Linda Darling-Hammond thinks that passage of a new bipartisan ESEA bill is "really possible". I doubt it. But I don't run in those circles.
Writing this week in Huffington Post, she says any new federal legislation has to represent a break from the old No Child Left Behind, especially on testing and assessment. She correctly points out that despite NCLB's focus on more and more standardized testing, "achievement gains have slowed in the NCLB era, and achievement gaps have remained stubbornly large". Many of her criticisms of current testing approaches also apply to the new PARCC exams.
You might remember that Darling-Hammond was unceremoniously dumped and exiled back to Palo Alto by an Obama administration that had bought uncritically into the worst aspects of corporate-style reform. Fearful that she was too teacher/union friendly, they handed the D.O.E. over to Arne Duncan instead. The consequences have been disastrous for public education.

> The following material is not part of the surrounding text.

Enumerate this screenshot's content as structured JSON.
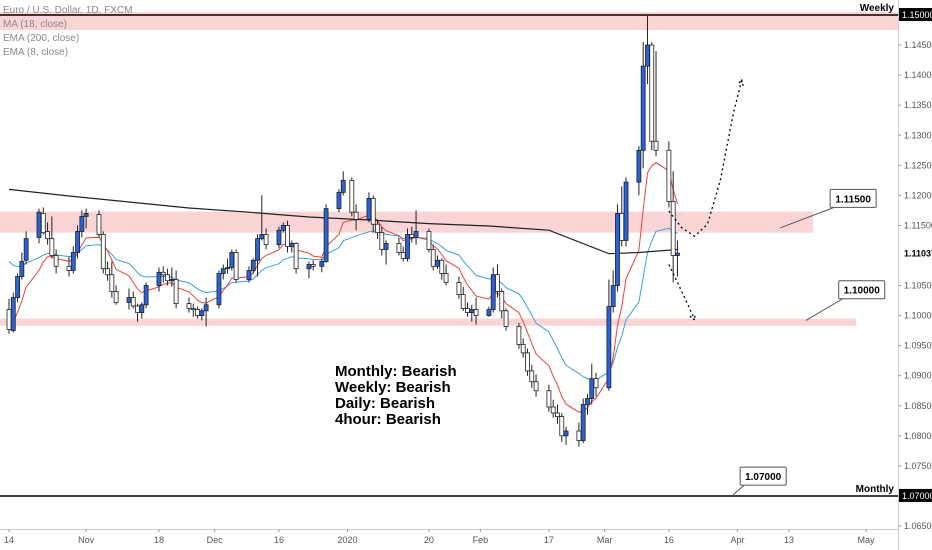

I still think Darling-Hammond is too accepting of Common Core standards and of testing as a driver of curriculum. But, I think she offers some smart ideas about how and why we test. They include:
- Assessment results should be reported and used for information and improvement, rather than for labeling schools or administering sanctions, a purpose for which they were never intended.
- Federal law should no longer prescribe technical features of tests - how they are designed and administered -- in ways that prevent innovation and change.
- States should be invited to create integrated systems of state- and locally-administered assessments that provide information for the multiple purposes they need to serve, combining rich assessments to describe annual student learning and progress in ways that can inform teaching.
- ESEA should encourage accountability systems based on multiple measures of student success, as well as students' opportunities to learn.
These open-ended exams, which feature essay questions and complex problems, often include project-based components completed during the school year and scored by teachers who are trained to ensure consistency. Rather than treating tests as black boxes to use as hammers for sanctions, these countries understand that assessments of, as, and for learning should be integrated into instruction and support better teaching.Good ideas, Linda. Good luck in getting any of them through this congress.